Full Report
The group positions itself “not just as a ransomware group, but as a full-service cybercrime platform”, according to Cybereason
Analysis Summary
# Threat Actor: Qilin (Ransomware Group)
## Attribution & Identity
**Identification:** Ransomware-as-a-Service (RaaS) group.
**Known Aliases and Associated Groups:** Qilin. Mentioned in the context of other declining groups like LockBit, RansomHub, Everest, and BlackLock.
## Activity Summary
Qilin has been active since October 2022 and is noted for steadily building its reputation in the first half of 2025 amidst the disruption of several other dominant ransomware groups. As of mid-2025, it ranks as the third most active ransomware syndicate, trailing only Akira and Cl0p, with 291 claimed victims identified by Ransomware.live. Qilin stands out due to the advanced features it offers its affiliates.
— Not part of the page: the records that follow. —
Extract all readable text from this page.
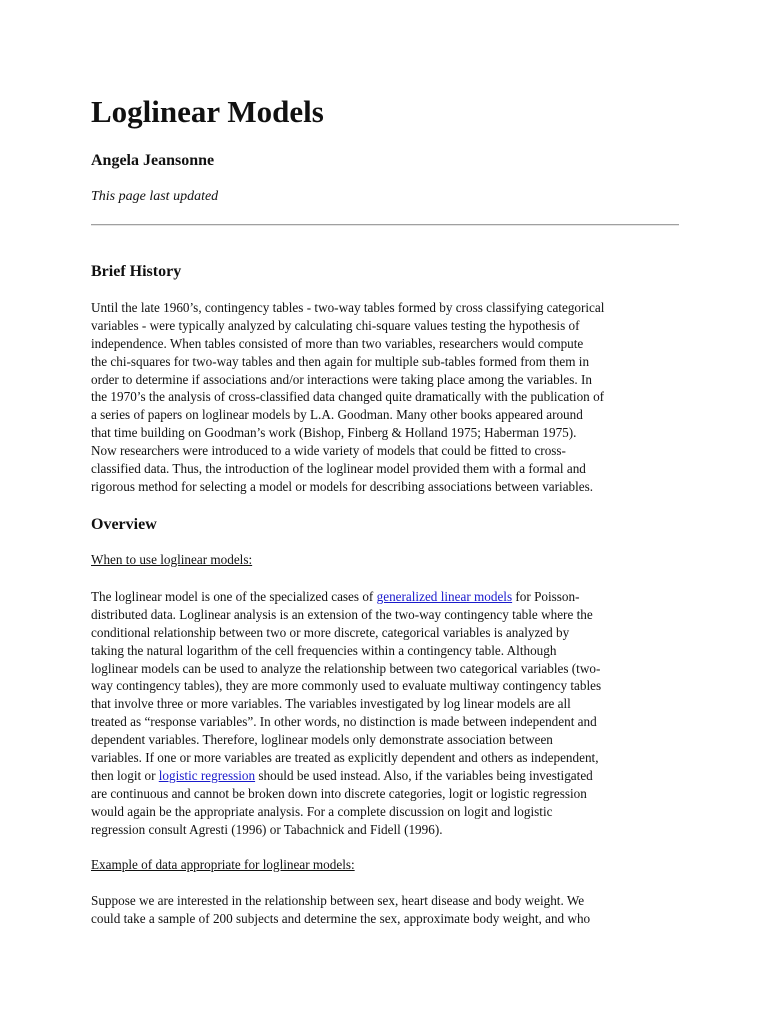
Loglinear Models

Angela Jeansonne

This page last updated

Brief History
Until the late 1960’s, contingency tables - two-way tables formed by cross classifying categorical
variables - were typically analyzed by calculating chi-square values testing the hypothesis of
independence. When tables consisted of more than two variables, researchers would compute
the chi-squares for two-way tables and then again for multiple sub-tables formed from them in
order to determine if associations and/or interactions were taking place among the variables. In
the 1970’s the analysis of cross-classified data changed quite dramatically with the publication of
a series of papers on loglinear models by L.A. Goodman. Many other books appeared around
that time building on Goodman’s work (Bishop, Finberg & Holland 1975; Haberman 1975).
Now researchers were introduced to a wide variety of models that could be fitted to cross-
classified data. Thus, the introduction of the loglinear model provided them with a formal and
rigorous method for selecting a model or models for describing associations between variables.
Overview
When to use loglinear models:
The loglinear model is one of the specialized cases of generalized linear models for Poisson-
distributed data. Loglinear analysis is an extension of the two-way contingency table where the
conditional relationship between two or more discrete, categorical variables is analyzed by
taking the natural logarithm of the cell frequencies within a contingency table. Although
loglinear models can be used to analyze the relationship between two categorical variables (two-
way contingency tables), they are more commonly used to evaluate multiway contingency tables
that involve three or more variables. The variables investigated by log linear models are all
treated as “response variables”. In other words, no distinction is made between independent and
dependent variables. Therefore, loglinear models only demonstrate association between
variables. If one or more variables are treated as explicitly dependent and others as independent,
then logit or logistic regression should be used instead. Also, if the variables being investigated
are continuous and cannot be broken down into discrete categories, logit or logistic regression
would again be the appropriate analysis. For a complete discussion on logit and logistic
regression consult Agresti (1996) or Tabachnick and Fidell (1996).
Example of data appropriate for loglinear models:
Suppose we are interested in the relationship between sex, heart disease and body weight. We
could take a sample of 200 subjects and determine the sex, approximate body weight, and who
## Tactics, Techniques & Procedures
The article highlights innovative services offered to affiliates rather than specific technical TTPs, though the core operation is Ransomware-as-a-Service (RaaS).
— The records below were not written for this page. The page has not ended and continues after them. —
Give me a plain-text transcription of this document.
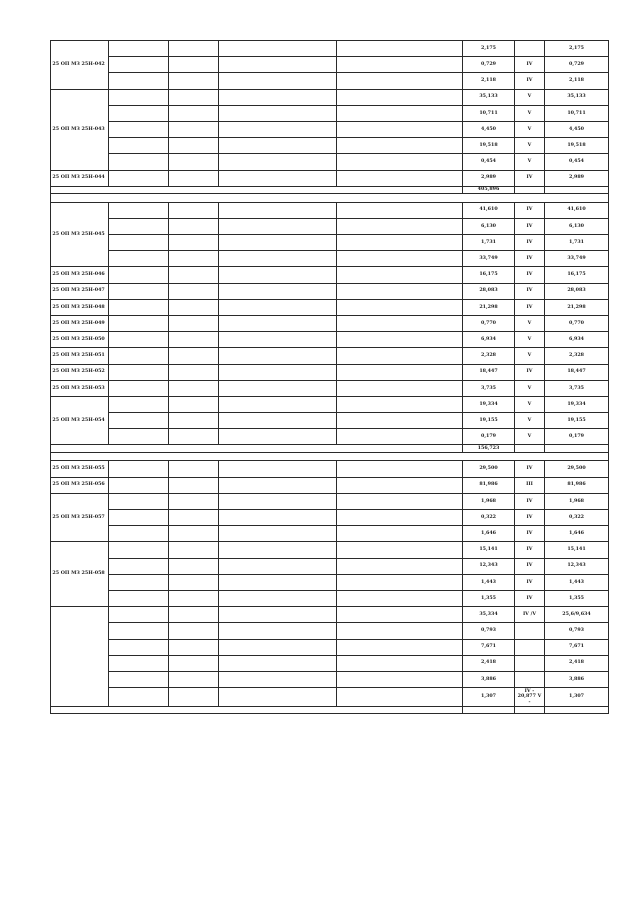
25 ОП МЗ 25Н-042					2,175		2,175
					0,729	IV	0,729
					2,118	IV	2,118
25 ОП МЗ 25Н-043					35,133	V	35,133
					10,711	V	10,711
					4,450	V	4,450
					19,518	V	19,518
					0,454	V	0,454
25 ОП МЗ 25Н-044					2,989	IV	2,989
					405,896		

25 ОП МЗ 25Н-045					41,610	IV	41,610
					6,130	IV	6,130
					1,731	IV	1,731
					33,749	IV	33,749
25 ОП МЗ 25Н-046					16,175	IV	16,175
25 ОП МЗ 25Н-047					28,083	IV	28,083
25 ОП МЗ 25Н-048					21,298	IV	21,298
25 ОП МЗ 25Н-049					0,770	V	0,770
25 ОП МЗ 25Н-050					6,934	V	6,934
25 ОП МЗ 25Н-051					2,328	V	2,328
25 ОП МЗ 25Н-052					18,447	IV	18,447
25 ОП МЗ 25Н-053					3,735	V	3,735
25 ОП МЗ 25Н-054					19,334	V	19,334
					19,155	V	19,155
					0,179	V	0,179
					156,723		

25 ОП МЗ 25Н-055					29,500	IV	29,500
25 ОП МЗ 25Н-056					81,986	III	81,986
25 ОП МЗ 25Н-057					1,968	IV	1,968
					0,322	IV	0,322
					1,646	IV	1,646
25 ОП МЗ 25Н-058					15,141	IV	15,141
					12,343	IV	12,343
					1,443	IV	1,443
					1,355	IV	1,355
					35,334	IV /V	25,6/9,634
					0,793		0,793
					7,671		7,671
					2,418		2,418
					3,886		3,886
					1,307	IV - 20,877 V -	1,307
- Provision of "Call Lawyer" function to affiliates for use in ransom negotiations.
- General features associated with a RaaS operation (e.g., operational features, affiliate recruitment/management).
- Activity is tracked via claims on its public data leak site.
- **Note:** Specific attack TTPs (e.g., initial access, lateral movement) are not detailed in this excerpt.
## Targeting
- **Sectors:** Various industries (general targeting mentioned).
- **Geography:** Not explicitly mentioned, but activity is globally tracked via victim counts.
- **Victims:** 291 claimed victims identified as of early/mid-2025. Specific organizations were not named in this excerpt.
## Tools & Infrastructure
- **Malware Families Used:** Qilin Ransomware (implied RaaS payload).
- **Infrastructure (C2, domains, IPs):** Mention of a data leak site used to track claimed victims. (No specific IPs or domains were provided/defanged).
## Implications
Qilin is emerging as a significant player in the fragmented ransomware landscape of 2025, stepping into the vacuum left by fallen major groups. Their unique offering of legal consultation services to affiliates suggests a sophisticated approach focused on maximizing pressure during ransom demands and potentially improving affiliate success rates.
## Mitigations
- Defending against ransomware operations leveraging sophisticated negotiation tactics.
- Monitoring for Qilin's data leak site for potential victims.
- (Specific technical mitigations are not provided in the source text, but standard ransomware best practices apply).